Despite that title, and despite Craig being the guy behind the cult-beloved Tucker & Dale vs. Evil, Clown in a Cornfield is actually less of a comedy than you might think. There are witty, self-referential lines—the script is by Craig and Carter Blanchard, adapted from the novel by Adam Cesare—but Frendo is not to be fucked with, as one character cautions Quinn. Whoever’s under the mask is ruthless and furious, and Clown in a Cornfield engages in some sly misdirection about the killer’s ID as more and more bodies pile up.
Throughout the film, Clown in a Cornfield pulls on the threads of that generation-gap conflict and even brings technology in as part of it. Quinn’s new friends love making videos and being online, but they’re surrounded by adults who don’t see the point of even the most basic progress. (One of the funniest scenes, teased in the film’s trailer, is a crisis that occurs when the only way to call for help involves a rotary phone.)

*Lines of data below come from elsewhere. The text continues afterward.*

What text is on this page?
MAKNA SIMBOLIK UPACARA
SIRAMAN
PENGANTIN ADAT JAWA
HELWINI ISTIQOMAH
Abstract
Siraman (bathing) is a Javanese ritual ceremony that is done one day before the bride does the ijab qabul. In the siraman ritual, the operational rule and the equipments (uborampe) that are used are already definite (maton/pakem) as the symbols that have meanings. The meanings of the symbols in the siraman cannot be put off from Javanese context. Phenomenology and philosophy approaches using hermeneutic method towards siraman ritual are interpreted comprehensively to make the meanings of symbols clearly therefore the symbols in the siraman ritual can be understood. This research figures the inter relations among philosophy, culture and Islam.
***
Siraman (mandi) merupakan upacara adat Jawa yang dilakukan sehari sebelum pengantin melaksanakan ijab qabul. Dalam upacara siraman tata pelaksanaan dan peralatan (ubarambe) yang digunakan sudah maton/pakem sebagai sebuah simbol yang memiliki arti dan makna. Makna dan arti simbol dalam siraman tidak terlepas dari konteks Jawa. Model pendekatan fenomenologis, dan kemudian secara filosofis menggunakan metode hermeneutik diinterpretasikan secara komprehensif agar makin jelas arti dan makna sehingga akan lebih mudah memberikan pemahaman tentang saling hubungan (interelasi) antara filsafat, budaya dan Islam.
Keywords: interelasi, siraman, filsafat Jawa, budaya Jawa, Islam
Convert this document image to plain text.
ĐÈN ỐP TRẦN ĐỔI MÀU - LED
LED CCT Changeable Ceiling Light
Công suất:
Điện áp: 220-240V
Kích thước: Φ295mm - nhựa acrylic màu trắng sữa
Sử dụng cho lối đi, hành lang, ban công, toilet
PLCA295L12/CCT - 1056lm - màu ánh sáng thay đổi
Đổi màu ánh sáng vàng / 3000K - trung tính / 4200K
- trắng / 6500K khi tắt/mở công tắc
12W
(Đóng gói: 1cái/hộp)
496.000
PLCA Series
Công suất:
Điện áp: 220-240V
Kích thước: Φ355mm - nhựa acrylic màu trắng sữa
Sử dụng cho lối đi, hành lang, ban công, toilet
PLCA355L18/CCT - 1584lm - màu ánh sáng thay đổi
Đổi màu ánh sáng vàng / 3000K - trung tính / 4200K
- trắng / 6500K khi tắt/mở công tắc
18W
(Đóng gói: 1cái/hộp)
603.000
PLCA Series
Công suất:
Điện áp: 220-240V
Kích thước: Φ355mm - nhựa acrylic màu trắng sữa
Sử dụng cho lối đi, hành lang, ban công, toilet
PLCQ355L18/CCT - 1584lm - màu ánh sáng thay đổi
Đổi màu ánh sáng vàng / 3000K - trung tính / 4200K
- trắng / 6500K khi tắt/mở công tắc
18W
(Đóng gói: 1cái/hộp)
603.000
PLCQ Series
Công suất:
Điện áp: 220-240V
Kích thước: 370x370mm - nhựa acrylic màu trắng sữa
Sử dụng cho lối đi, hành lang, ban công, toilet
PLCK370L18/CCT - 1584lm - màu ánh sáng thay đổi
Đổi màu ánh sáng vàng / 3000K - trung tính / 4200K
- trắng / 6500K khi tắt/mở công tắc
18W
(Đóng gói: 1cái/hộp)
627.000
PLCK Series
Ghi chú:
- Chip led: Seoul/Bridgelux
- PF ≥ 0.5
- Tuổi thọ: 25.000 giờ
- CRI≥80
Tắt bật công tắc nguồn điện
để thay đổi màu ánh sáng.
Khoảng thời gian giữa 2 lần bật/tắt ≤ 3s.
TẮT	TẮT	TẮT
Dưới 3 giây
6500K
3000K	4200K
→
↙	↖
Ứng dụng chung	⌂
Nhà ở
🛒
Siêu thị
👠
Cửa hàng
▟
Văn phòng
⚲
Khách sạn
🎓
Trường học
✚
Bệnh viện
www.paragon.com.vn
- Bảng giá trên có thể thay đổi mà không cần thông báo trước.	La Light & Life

The motivation behind Frendo’s slaughter ties into this divide, and if the pieces don’t quite completely fit together at the end, Clown in a Cornfield has by then built up a lot of energetic goodwill. It ultimately proves itself to be a mostly straightforward slasher film—complete with many of the expected tropes, including pleasingly gruesome gore—with some clever and subversive jabs along the way.
Clown in a Cornfield also stars Kevin Durand, Will Sasso, Carson MacCormac, Vincent Muller, Cassandra Potenzo, and Verity Marks. It hits theaters May 9.